Cela voudrait tout simplement dire que faute d’industries toutes les richesses de la nation malienne profitent plutôt aux étrangers. C’est d’ailleurs ce qui explique tout l’acharnement d’Etienne Fakaba Sissoko à la veille des campagnes présidentielles du 29 juillet 2018. Celui-ci décriait en effet ce mode de production et proposait un regard nouveau afin que les localités victimes de ces exploitations profitent grandement des bénéfices de leurs richesses. Qu’en est-il de la situation de l’Office du Niger ?
Les riz produits dans cette zone étant de bonne qualité sont détournés de la population de par sa cherté. Durant la campagne agricole 2017-2018, il ressortait une production de 727 910 tonnes de riz paddy. Mais toutes ces tonnes seront en grande partie orientées vers l’étranger. Cela reste de même pour le coton. En 2017, le Mali est revenu sur sa position de premier producteur africain de coton avec 1 million 330 balles de fibre blanche. Mais pour quel revenu pour le Mali ?
Toutes ces remarques visent à montrer à combien l’absence d’industries condamne le pays au sous-développement. C’est la raison pour laquelle les pères de l’indépendance, notamment le président Modibo Kéita, n’ont pas badiné avec la création des industries. C’est ce qui ressort d’ailleurs de cet article d’André Malraux, « Les industries du Mali. In: Cahiers d’outre-mer. N° 159 – 40e année, Juillet-septembre 1987 »: « La valorisation des matières premières locales, la substitution aux importations d’une production locale de biens de consommation, l’accumulation de capital, forment la trilogie des priorités. »

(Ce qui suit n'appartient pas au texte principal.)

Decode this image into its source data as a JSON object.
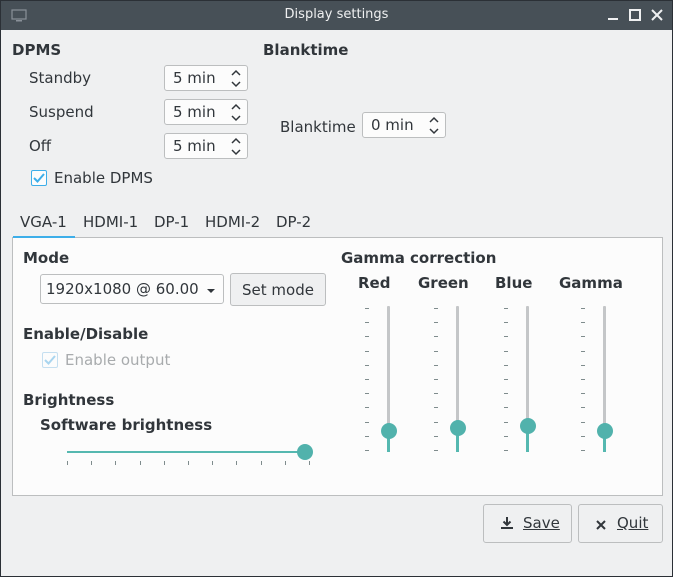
{
  "window": {
    "title": "Display settings"
  },
  "dpms": {
    "heading": "DPMS",
    "standby": {
      "label": "Standby",
      "value": "5 min"
    },
    "suspend": {
      "label": "Suspend",
      "value": "5 min"
    },
    "off": {
      "label": "Off",
      "value": "5 min"
    },
    "enable": {
      "label": "Enable DPMS",
      "checked": true
    }
  },
  "blanktime": {
    "heading": "Blanktime",
    "label": "Blanktime",
    "value": "0 min"
  },
  "tabs": [
    {
      "label": "VGA-1",
      "selected": true
    },
    {
      "label": "HDMI-1",
      "selected": false
    },
    {
      "label": "DP-1",
      "selected": false
    },
    {
      "label": "HDMI-2",
      "selected": false
    },
    {
      "label": "DP-2",
      "selected": false
    }
  ],
  "mode": {
    "heading": "Mode",
    "selected": "1920x1080 @ 60.00",
    "set_button": "Set mode"
  },
  "enable_disable": {
    "heading": "Enable/Disable",
    "checkbox_label": "Enable output",
    "checked": true,
    "disabled": true
  },
  "brightness": {
    "heading": "Brightness",
    "sub": "Software brightness",
    "level": 1.0
  },
  "gamma": {
    "heading": "Gamma correction",
    "channels": [
      {
        "label": "Red",
        "level": 0.1
      },
      {
        "label": "Green",
        "level": 0.12
      },
      {
        "label": "Blue",
        "level": 0.14
      },
      {
        "label": "Gamma",
        "level": 0.1
      }
    ]
  },
  "buttons": {
    "save": "Save",
    "quit": "Quit"
  },
  "colors": {
    "accent": "#3daee9",
    "slider": "#51b2ac",
    "titlebar": "#475057"
  }
}
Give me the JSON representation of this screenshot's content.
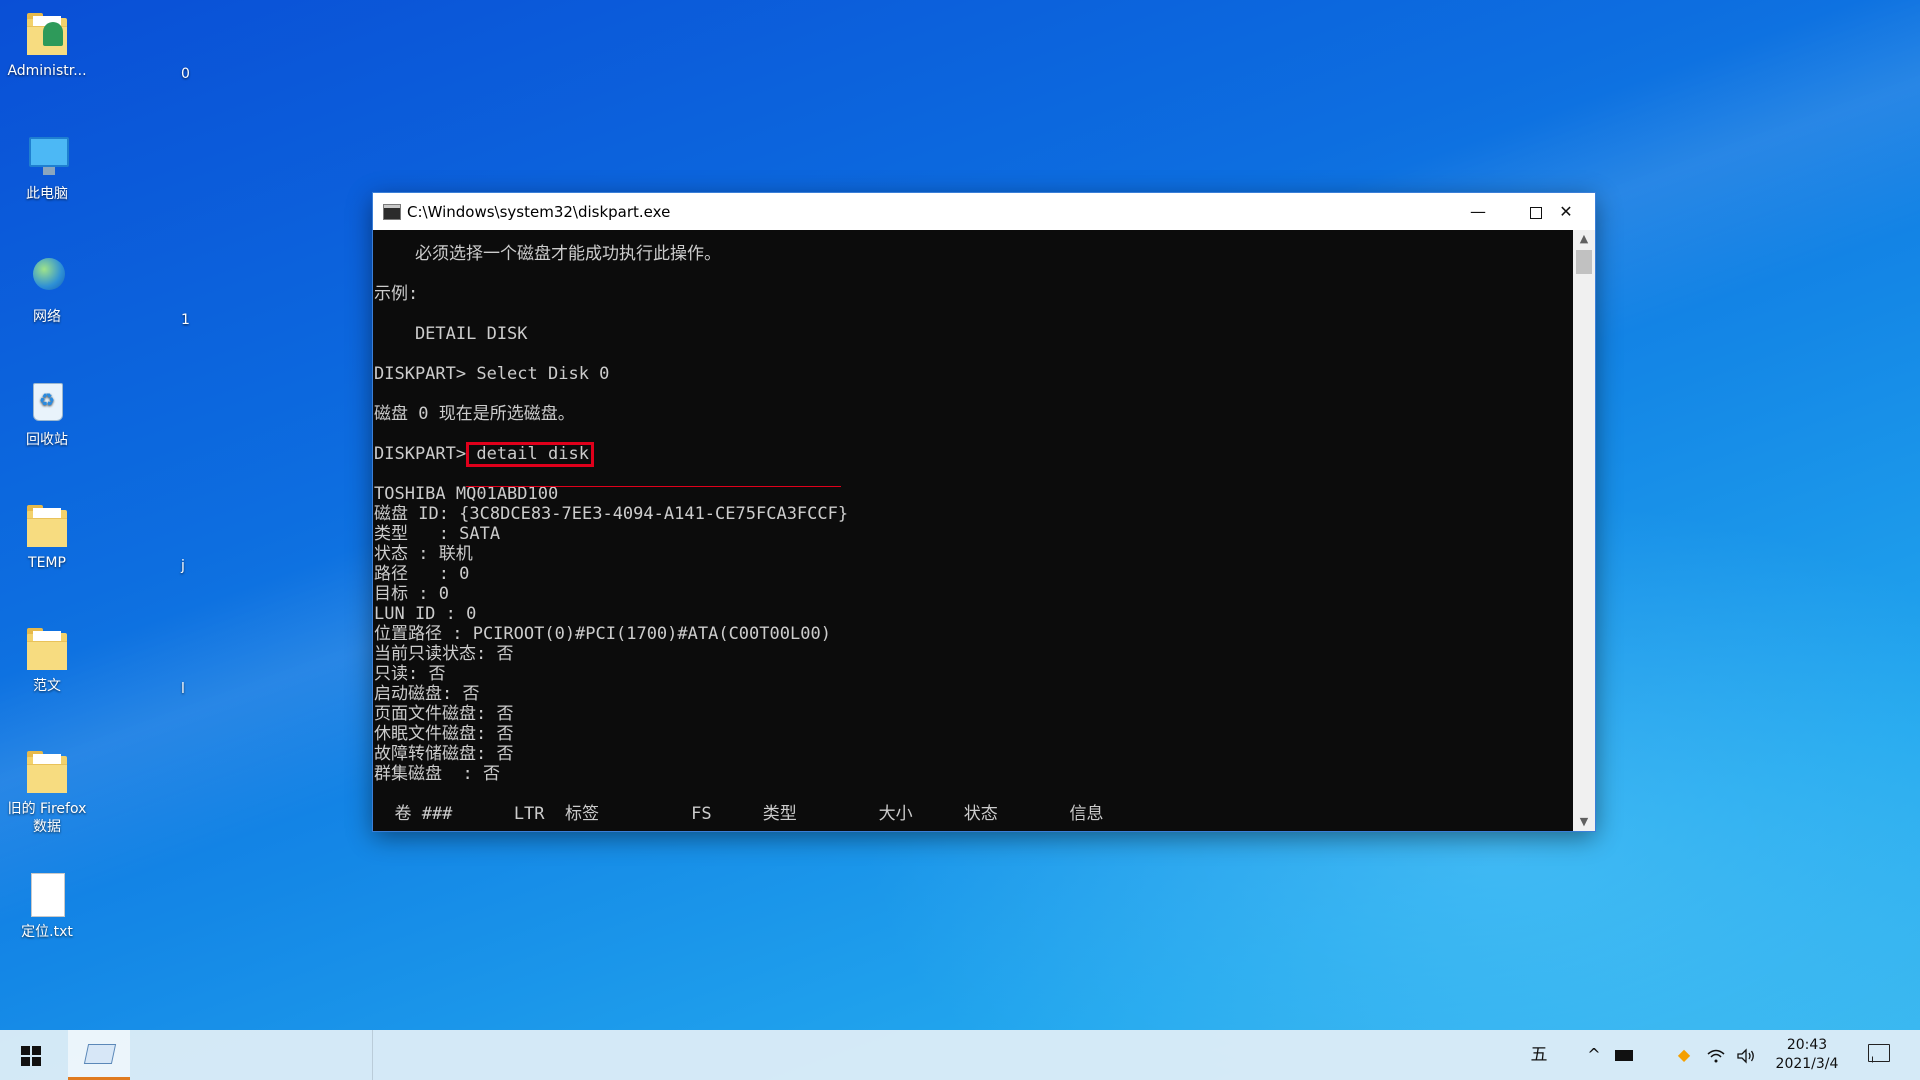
{
  "desktop": {
    "icons": [
      {
        "label": "Administr...",
        "icon": "user-folder-icon"
      },
      {
        "label": "此电脑",
        "icon": "computer-icon"
      },
      {
        "label": "网络",
        "icon": "network-icon"
      },
      {
        "label": "回收站",
        "icon": "recycle-bin-icon"
      },
      {
        "label": "TEMP",
        "icon": "folder-icon"
      },
      {
        "label": "范文",
        "icon": "folder-icon"
      },
      {
        "label": "旧的 Firefox\n数据",
        "icon": "folder-icon"
      },
      {
        "label": "定位.txt",
        "icon": "text-file-icon"
      }
    ],
    "partial_labels": [
      "0",
      "1",
      "l",
      "j"
    ]
  },
  "window": {
    "title": "C:\\Windows\\system32\\diskpart.exe",
    "minimize": "—",
    "close": "✕"
  },
  "console": {
    "lines": [
      "    必须选择一个磁盘才能成功执行此操作。",
      "",
      "示例:",
      "",
      "    DETAIL DISK",
      "",
      "DISKPART> Select Disk 0",
      "",
      "磁盘 0 现在是所选磁盘。",
      "",
      "DISKPART> detail disk",
      "",
      "TOSHIBA MQ01ABD100",
      "磁盘 ID: {3C8DCE83-7EE3-4094-A141-CE75FCA3FCCF}",
      "类型   : SATA",
      "状态 : 联机",
      "路径   : 0",
      "目标 : 0",
      "LUN ID : 0",
      "位置路径 : PCIROOT(0)#PCI(1700)#ATA(C00T00L00)",
      "当前只读状态: 否",
      "只读: 否",
      "启动磁盘: 否",
      "页面文件磁盘: 否",
      "休眠文件磁盘: 否",
      "故障转储磁盘: 否",
      "群集磁盘  : 否",
      "",
      "  卷 ###      LTR  标签         FS     类型        大小     状态       信息"
    ]
  },
  "taskbar": {
    "ime": "五",
    "tray_chevron": "^",
    "clock_time": "20:43",
    "clock_date": "2021/3/4"
  },
  "colors": {
    "console_bg": "#0c0c0c",
    "console_text": "#cccccc",
    "highlight": "#e0001b"
  }
}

C’est encore de là que nous nous rendrons compte d’un autre paradoxe du Mali à savoir le développement de l’agriculture sans l’industrialisation. Pendant que la première occupe 95% de la population, la seconde n’occupe que 3%. En 2015, au Mali, on recensait 829 entreprises industrielles, dont 765 seulement en activité. Un taux vraiment faible vu toute la richesse du pays en matières premières. Or, de tout temps, les intellectuels, de part et d’autre dans le continent, ont demandé l’appropriation du secret de l’occident afin de se développer. Ce secret, ils en conclurent que c’est la science et la technologie.
C’est la raison pour laquelle, Marcien Towa, camerounais, a soutenu cette création d’entreprises locales afin de transformer ce que nous produisons et consommer ainsi nos productions locales. Cela se faisant, les importations pourront s’amoindrir pendant que les exportations augmentent. Le développement de nos nations sera assuré. Toutes les grandes puissances du monde doivent leur position à une forte industrialisation.

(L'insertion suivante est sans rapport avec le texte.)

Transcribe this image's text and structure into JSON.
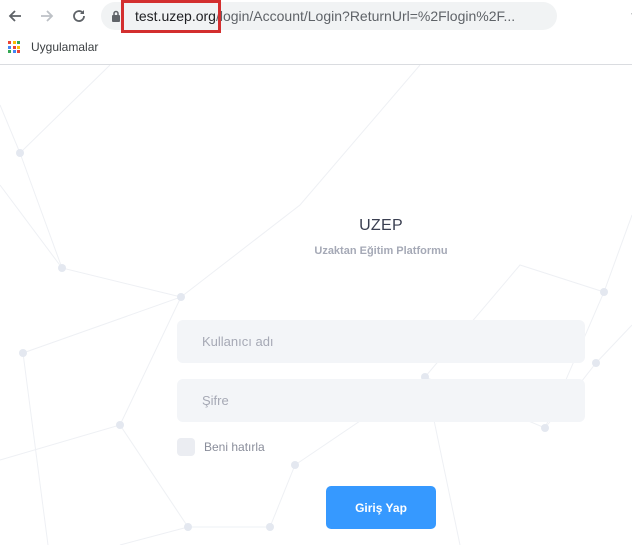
{
  "browser": {
    "url_host": "test.uzep.org",
    "url_path": "/login/Account/Login?ReturnUrl=%2Flogin%2F...",
    "bookmarks_bar": {
      "apps_label": "Uygulamalar"
    },
    "icons": [
      "back-icon",
      "forward-icon",
      "reload-icon",
      "lock-icon",
      "star-icon",
      "apps-icon"
    ]
  },
  "page": {
    "brand_title": "UZEP",
    "brand_subtitle": "Uzaktan Eğitim Platformu",
    "form": {
      "username_placeholder": "Kullanıcı adı",
      "password_placeholder": "Şifre",
      "remember_label": "Beni hatırla",
      "remember_checked": false,
      "submit_label": "Giriş Yap"
    }
  },
  "colors": {
    "accent": "#3699ff",
    "annotation_box": "#d32f2f",
    "field_bg": "#f3f5f8"
  }
}
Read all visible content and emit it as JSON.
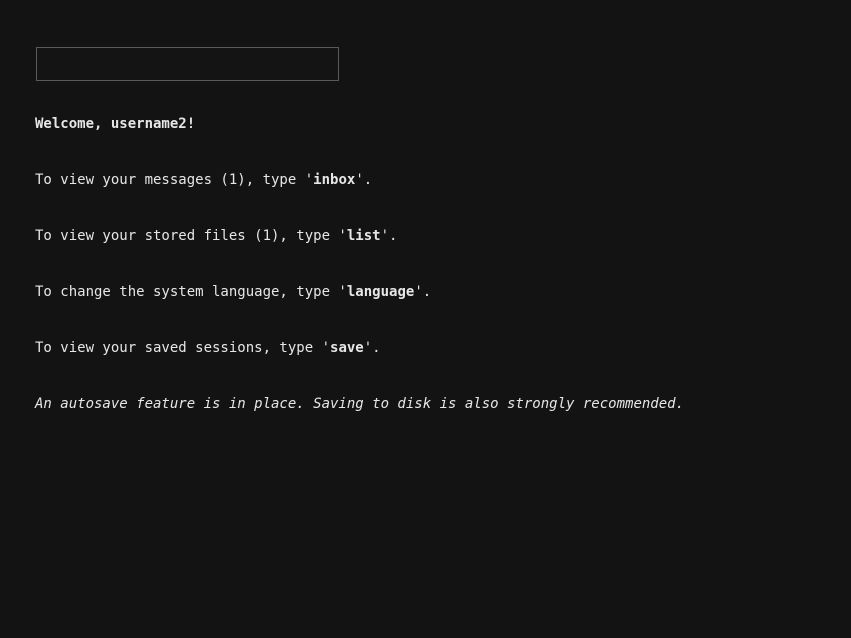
{
  "input": {
    "value": "",
    "placeholder": ""
  },
  "welcome": "Welcome, username2!",
  "lines": [
    {
      "prefix": "To view your messages (1), type '",
      "command": "inbox",
      "suffix": "'."
    },
    {
      "prefix": "To view your stored files (1), type '",
      "command": "list",
      "suffix": "'."
    },
    {
      "prefix": "To change the system language, type '",
      "command": "language",
      "suffix": "'."
    },
    {
      "prefix": "To view your saved sessions, type '",
      "command": "save",
      "suffix": "'."
    }
  ],
  "note": "An autosave feature is in place. Saving to disk is also strongly recommended.",
  "colors": {
    "background": "#131313",
    "text": "#e6e6e6",
    "input_border": "#5a5a5a"
  }
}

La journée de l’industrialisation au Mali ainsi que dans la plupart des pays africains n’est que du folklore. Commencer par créer les industries, après le temps de la fête viendra.

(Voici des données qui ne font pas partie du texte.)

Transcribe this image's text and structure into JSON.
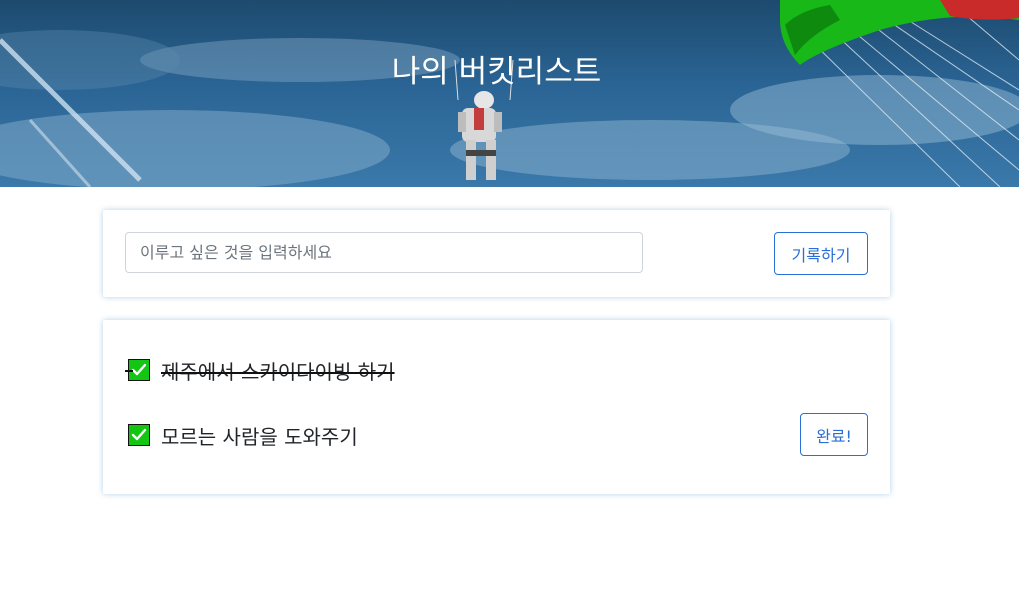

Ce n’est pas en un ou deux jours que vous allez montrer que vous accordez une attention particulière à la création industrielle. Celle-ci n’est pas que théorique, elle est plutôt et exclusivement pratique. Il faudrait juste augmenter le nombre des industries pour qu’elles soient réellement visibles.
Le temps n’est pas encore à la fête, mais au travail pour réduire le taux de migration irrégulière, du chômage voire de l’insécurité par la réduction du nombre de jeunes qui rejoignent le rang des terroristes.